Ce brutal “retour au réel” est un retour à une réalité tout aussi artificielle, ou plutôt tout aussi temporaire en un sens, que la réalité étrangement jubilatoire de l’élection d’Obama, – à cet égard, les hauts et les bas du marché n’ont certes guère plus de substance. Mais les pressions des forces en présence nous conduisent à proposer une hiérarchie dans ces temporalités successives. Manifestement, l’équipe Obama est fortement impressionnée par cette hiérarchie et, elle aussi, abandonne la jubilation de l’élection pour l’urgence de la crise. En un sens, elle ne peut faire autrement; en un sens, elle reconnaît que l’élection n’a rien maîtrisé, n’a rien changé, qu’elle n’est qu’un épiphénomène et qu’un “retour à la normale” s’effectue déjà en retrouvant les pressions terribles de la crise qui ont marqué l’essentiel de la campagne. Ce “retour à la normale” est aussi, selon l’expression consacrée, une sorte de “Back to the Future” en ce sens qu’il conduit à apprécier à nouveau les perspectives de crise de la situation courante après avoir ressenti l’exaltation extrême d’une victoire “historique” qui ressemble surtout à une évasion momentanée, et aussi courte qu’elle fut intense, de la réalité historique.
Les notes publiées hier sur son site The Washington Note par Steve Clemons sont particulièrement intéressantes. Clemons est un homme très bien informé du milieu politique washingtonien, un centriste réaliste dans l ‘échiquier washingtonien, suffisamment indépendant pour ne pas être partisan, avec des tendances plutôt républicaines mais qui a soutenu Obama pour ce qu’il distinguait dans son équipe de professionnalisme et de capacités de changement. Ses notes, dont nous publions un extrait, sont concentrées sur la nomination prochaine d’un secrétaire au trésor, poste-pivot avec celui de secrétaire à la défense pour indiquer la volonté, ou la capacité de changement d’une présidence Obama. Ce choix et son importance indiquent également le caractère exceptionnel de la circonstance. (Sur CNN.News encore, ce même 6 novembre, ce commentaire qui implique l’importance accordée à la situation intérieure par rapport à la politique étrangère, au moins au même niveau sinon plus haute: «“This is one of the first times that I can remember that the secretary of the treasury is going to be almost as important as the secretary of state,” said CNN senior political analyst David Gergen, who served in the Reagan and Clinton administrations.»)
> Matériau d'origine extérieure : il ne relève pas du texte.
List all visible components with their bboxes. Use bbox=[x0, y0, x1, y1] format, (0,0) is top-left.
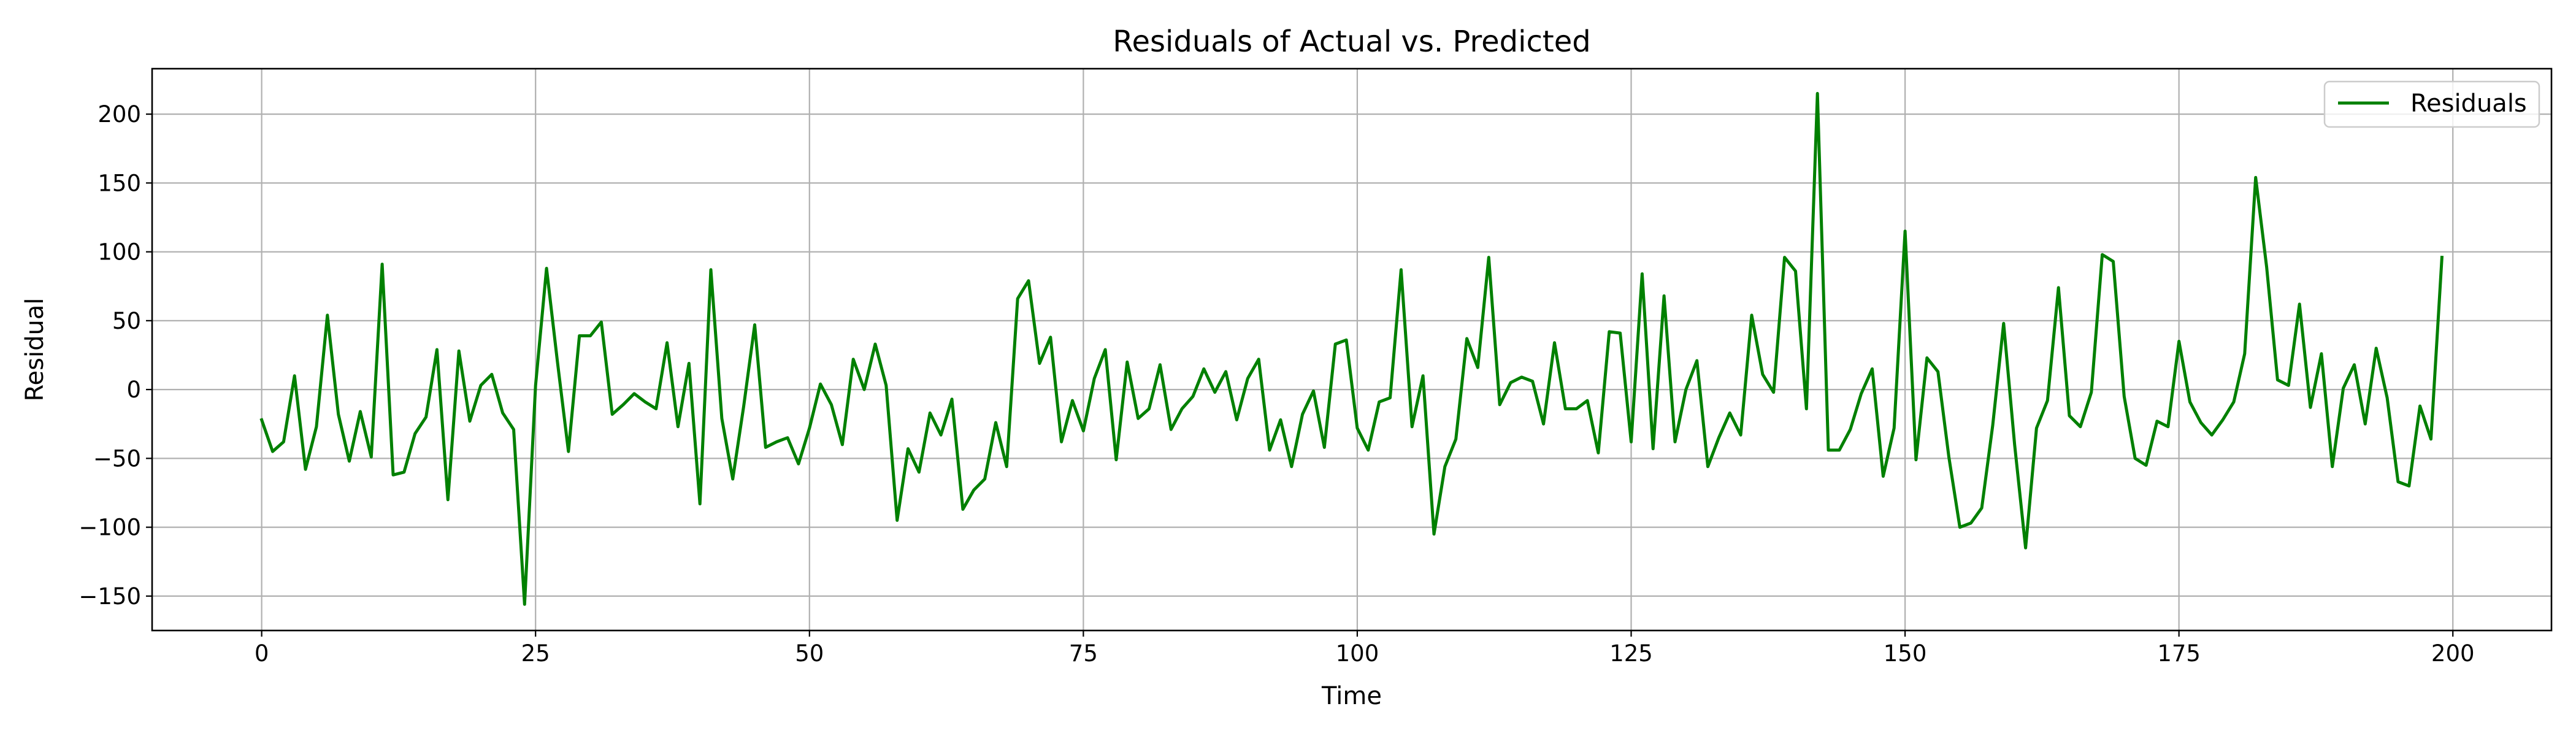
x-tick-label: 50 bbox=[795, 640, 824, 667]
x-axis-ticks: 0 25 50 75 100 125 150 175 200 bbox=[255, 631, 2475, 667]
y-tick-label: −100 bbox=[79, 515, 141, 541]
y-axis-label: Residual bbox=[21, 298, 49, 402]
plot-frame bbox=[151, 67, 2553, 632]
grid-lines bbox=[152, 69, 2551, 631]
x-tick-label: 100 bbox=[1336, 640, 1379, 667]
y-tick-label: 50 bbox=[112, 308, 141, 334]
legend-box bbox=[2323, 80, 2540, 128]
x-tick-label: 0 bbox=[255, 640, 269, 667]
x-tick-label: 125 bbox=[1609, 640, 1653, 667]
x-tick-label: 175 bbox=[2157, 640, 2201, 667]
series-layer bbox=[259, 91, 2444, 606]
y-tick-label: −150 bbox=[79, 583, 141, 610]
y-tick-label: 0 bbox=[126, 377, 141, 403]
legend: Residuals bbox=[2323, 80, 2540, 128]
legend-label-residuals: Residuals bbox=[2410, 90, 2527, 118]
x-tick-label: 25 bbox=[521, 640, 550, 667]
y-tick-label: 150 bbox=[98, 170, 141, 196]
y-axis-ticks: −150 −100 −50 0 50 100 150 200 bbox=[79, 101, 152, 610]
y-tick-label: 100 bbox=[98, 239, 141, 266]
chart-title: Residuals of Actual vs. Predicted bbox=[1113, 25, 1590, 59]
x-tick-label: 150 bbox=[1884, 640, 1927, 667]
x-axis-label: Time bbox=[1321, 682, 1382, 710]
series-line-residuals bbox=[259, 91, 2444, 606]
y-tick-label: 200 bbox=[98, 101, 141, 128]
x-tick-label: 200 bbox=[2431, 640, 2475, 667]
x-tick-label: 75 bbox=[1069, 640, 1098, 667]
y-tick-label: −50 bbox=[93, 445, 141, 472]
Clemons cite les noms que tout le monde cite, – Lawrence Summers, inspiré par Robert Rubin, et d’autres favoris, surtout le président de la Federal Reserve de New York, Timothy Geithner. Clemons se concentre sur ces deux noms: Summers, pour marquer une continuité avec les présidences Clinton et GW Bush, Summers qui fut un de ceux qui établirent les structures et les conditions financières qui s’effondrent depuis le 15 septembre (sa nomination serait la fable de l’incendiaire appelé à diriger les pompiers pour éteindre l’incendie); Geithner, qui, selon Clemons, est le plus apte à installer une orientation nouvelle impliquant un interventionnisme public marqué («Tim Geithner who is the smartest, most unassuming financial markets technician among the lot. Geithner is probably the closest thing we have to a modern version of John Maynard Keynes.»)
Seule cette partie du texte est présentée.